Working with his wife Ellen, also a talented artist, numerous copies of his profile of Washington are known for which he charged $15. Today at least 26 are recorded (including some solely by Ellen), although distinguishing between the hands of husband and wife is a difficult task.

Since 2005, five copies have emerged at auction – four of them making under £20,000 before one spectacularly fetched $260,000 (£189,570) at Christie’s New York in January. That example had a long recorded provenance and came to auction from the collection of John William Middendorf II, a former US diplomat and secretary of the navy.

Family collection

More recently on this side of the Atlantic another appeared at Cotswold Auction Company (22% buyer’s premium) in Cirencester on October 19, although it did not quite reach these heights.

The 9 x 7in (23cm x 18cm) pastel was catalogued as by Sharples himself (rather than Ellen or another family member) and was believed to have once been owned by 19th century British collector Jeffery Whitehead.

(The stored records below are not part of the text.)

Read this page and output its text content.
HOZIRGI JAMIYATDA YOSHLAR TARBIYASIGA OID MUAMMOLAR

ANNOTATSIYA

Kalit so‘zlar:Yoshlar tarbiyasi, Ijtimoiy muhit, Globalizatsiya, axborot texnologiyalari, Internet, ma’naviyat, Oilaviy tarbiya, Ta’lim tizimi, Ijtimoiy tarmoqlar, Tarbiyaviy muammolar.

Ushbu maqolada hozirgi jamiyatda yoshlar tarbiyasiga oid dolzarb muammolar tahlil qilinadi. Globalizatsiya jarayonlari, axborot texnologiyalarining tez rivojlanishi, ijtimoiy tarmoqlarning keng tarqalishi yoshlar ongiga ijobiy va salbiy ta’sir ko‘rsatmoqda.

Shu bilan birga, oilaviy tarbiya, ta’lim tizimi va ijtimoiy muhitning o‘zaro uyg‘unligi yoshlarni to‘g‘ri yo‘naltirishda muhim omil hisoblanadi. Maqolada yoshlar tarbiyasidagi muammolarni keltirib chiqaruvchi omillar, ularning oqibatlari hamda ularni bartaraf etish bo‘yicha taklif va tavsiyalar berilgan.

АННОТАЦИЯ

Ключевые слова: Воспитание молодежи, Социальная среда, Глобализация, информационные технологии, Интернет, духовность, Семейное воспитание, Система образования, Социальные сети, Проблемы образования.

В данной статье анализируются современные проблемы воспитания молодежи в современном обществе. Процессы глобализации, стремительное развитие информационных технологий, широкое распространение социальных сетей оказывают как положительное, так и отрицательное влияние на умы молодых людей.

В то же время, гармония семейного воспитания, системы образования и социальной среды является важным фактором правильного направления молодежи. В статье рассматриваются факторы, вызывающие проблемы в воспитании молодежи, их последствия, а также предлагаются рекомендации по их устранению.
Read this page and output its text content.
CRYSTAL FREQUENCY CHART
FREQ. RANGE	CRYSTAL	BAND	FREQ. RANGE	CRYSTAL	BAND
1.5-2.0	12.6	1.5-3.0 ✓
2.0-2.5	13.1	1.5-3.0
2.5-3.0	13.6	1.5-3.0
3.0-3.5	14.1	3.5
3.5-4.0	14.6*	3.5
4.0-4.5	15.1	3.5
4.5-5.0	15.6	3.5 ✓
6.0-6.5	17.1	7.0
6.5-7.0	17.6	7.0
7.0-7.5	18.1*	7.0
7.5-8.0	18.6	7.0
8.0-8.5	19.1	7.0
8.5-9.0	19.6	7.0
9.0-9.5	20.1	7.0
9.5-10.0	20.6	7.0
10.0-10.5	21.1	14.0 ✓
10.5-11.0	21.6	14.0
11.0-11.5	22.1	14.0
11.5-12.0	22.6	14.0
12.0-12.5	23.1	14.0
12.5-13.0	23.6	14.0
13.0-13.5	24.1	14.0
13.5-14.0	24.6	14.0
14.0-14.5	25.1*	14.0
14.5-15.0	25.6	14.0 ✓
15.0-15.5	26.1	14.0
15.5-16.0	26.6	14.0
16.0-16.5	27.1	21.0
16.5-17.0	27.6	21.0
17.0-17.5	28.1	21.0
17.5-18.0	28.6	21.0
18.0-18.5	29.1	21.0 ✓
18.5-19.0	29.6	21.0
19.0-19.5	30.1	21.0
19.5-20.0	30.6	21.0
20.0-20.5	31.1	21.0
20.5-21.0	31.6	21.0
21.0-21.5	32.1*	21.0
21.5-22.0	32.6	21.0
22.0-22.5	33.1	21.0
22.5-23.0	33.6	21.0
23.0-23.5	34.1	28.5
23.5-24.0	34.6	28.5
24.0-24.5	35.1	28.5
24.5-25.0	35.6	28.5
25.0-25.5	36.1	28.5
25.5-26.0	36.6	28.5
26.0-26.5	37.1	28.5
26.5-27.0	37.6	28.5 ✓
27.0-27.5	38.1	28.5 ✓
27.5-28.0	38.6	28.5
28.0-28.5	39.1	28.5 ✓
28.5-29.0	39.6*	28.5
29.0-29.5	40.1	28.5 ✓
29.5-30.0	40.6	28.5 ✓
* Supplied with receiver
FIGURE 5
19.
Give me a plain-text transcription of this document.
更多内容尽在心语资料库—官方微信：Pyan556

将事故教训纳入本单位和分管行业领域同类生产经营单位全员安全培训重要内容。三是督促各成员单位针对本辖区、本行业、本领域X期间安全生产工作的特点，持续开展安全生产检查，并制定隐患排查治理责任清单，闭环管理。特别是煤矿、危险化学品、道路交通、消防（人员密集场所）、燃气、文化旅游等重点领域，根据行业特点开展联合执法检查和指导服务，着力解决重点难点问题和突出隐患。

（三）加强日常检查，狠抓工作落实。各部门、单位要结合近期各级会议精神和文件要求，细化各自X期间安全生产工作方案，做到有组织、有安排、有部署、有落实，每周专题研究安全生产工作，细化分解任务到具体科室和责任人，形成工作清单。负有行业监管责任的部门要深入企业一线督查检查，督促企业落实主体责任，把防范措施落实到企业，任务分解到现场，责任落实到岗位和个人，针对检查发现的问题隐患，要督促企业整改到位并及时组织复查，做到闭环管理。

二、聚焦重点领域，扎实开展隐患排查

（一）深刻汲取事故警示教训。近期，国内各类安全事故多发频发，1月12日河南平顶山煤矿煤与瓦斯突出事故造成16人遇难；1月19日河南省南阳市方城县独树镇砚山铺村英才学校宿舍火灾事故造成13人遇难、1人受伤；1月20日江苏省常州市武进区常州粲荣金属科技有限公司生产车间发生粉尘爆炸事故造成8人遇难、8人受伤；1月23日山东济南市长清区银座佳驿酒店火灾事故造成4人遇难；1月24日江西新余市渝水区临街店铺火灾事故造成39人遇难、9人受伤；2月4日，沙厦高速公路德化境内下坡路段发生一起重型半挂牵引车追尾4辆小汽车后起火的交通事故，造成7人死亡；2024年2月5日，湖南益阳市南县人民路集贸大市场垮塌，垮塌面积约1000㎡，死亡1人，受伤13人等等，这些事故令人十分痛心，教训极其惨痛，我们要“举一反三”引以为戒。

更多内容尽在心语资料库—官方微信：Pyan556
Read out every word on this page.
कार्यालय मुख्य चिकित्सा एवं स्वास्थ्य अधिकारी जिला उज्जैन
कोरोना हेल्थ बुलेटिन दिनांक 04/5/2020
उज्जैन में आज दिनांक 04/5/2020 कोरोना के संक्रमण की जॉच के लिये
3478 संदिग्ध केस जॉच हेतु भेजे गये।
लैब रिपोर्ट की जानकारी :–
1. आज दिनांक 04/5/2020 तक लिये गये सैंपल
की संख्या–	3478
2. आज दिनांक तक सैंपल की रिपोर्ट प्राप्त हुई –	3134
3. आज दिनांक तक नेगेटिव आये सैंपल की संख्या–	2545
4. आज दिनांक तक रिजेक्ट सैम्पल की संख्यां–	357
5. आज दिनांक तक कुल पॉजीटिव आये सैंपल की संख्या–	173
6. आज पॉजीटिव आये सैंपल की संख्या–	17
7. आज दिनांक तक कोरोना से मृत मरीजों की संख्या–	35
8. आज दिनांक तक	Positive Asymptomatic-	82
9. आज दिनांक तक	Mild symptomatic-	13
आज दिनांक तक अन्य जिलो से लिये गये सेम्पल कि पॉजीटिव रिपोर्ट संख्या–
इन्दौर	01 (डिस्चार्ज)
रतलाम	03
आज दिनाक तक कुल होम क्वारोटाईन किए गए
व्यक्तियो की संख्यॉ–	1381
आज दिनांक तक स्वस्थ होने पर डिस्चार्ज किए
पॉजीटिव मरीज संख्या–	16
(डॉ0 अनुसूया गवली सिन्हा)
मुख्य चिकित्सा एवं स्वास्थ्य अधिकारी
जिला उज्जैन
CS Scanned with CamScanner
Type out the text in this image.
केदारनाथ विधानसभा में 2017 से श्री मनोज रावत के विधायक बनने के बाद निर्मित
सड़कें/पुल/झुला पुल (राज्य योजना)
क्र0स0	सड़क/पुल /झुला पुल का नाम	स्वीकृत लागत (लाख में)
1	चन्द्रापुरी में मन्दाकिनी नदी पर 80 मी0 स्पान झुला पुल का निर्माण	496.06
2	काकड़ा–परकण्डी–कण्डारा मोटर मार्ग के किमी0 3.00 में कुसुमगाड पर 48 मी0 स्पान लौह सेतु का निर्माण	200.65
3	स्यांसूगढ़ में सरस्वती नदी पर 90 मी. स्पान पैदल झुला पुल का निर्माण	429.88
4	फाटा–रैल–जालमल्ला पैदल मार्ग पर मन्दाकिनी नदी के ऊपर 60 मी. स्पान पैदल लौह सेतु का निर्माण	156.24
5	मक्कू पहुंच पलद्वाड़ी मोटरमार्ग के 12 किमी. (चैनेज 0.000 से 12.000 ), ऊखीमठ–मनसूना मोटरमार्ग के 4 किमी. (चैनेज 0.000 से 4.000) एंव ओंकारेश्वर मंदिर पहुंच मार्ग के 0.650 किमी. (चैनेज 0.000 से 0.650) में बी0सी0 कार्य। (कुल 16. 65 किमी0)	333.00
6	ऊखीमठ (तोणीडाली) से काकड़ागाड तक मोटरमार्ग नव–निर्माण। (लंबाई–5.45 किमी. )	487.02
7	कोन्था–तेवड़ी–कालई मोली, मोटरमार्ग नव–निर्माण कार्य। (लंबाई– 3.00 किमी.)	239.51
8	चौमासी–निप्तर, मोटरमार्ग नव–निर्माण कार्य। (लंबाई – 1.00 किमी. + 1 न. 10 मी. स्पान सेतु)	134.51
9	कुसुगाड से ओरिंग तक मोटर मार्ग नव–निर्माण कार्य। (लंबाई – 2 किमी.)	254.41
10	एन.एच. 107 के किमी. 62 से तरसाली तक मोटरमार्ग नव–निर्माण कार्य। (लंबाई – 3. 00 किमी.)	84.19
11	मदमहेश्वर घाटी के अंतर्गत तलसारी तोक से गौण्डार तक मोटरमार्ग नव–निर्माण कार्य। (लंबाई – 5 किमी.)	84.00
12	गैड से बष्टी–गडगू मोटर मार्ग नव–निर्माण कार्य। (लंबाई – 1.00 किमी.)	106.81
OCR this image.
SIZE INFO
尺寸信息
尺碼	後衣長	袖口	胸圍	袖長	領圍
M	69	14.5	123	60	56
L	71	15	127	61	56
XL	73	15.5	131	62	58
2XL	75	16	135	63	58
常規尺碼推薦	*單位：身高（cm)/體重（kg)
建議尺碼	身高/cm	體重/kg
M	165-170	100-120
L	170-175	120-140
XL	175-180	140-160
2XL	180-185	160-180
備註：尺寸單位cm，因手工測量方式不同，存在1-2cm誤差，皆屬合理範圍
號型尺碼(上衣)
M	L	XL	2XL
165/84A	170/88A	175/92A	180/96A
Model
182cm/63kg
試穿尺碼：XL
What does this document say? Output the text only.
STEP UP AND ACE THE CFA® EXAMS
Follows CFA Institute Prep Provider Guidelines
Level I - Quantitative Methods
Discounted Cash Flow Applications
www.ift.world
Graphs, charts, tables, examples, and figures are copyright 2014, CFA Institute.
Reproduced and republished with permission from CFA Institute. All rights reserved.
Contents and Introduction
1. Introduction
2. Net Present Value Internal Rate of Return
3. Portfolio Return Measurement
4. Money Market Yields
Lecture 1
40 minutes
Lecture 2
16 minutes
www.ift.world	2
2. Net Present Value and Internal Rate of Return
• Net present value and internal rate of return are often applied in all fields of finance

It came to auction from a family collection in the Cotswolds that had also yielded a rare book from 1773 by the African-American poet Phyllis Wheatley that sold for £16,500 in June (see Books & Works on Paper, ATG no 2504).

Here the estimate was set at £30,000-50,000, a level that proved to be a little punchy as it was knocked down at £25,000 to a London phone buyer.

The sum was, nevertheless, the second highest recorded for a Sharples profile of Washington and the highest ever for one his works sold in the UK.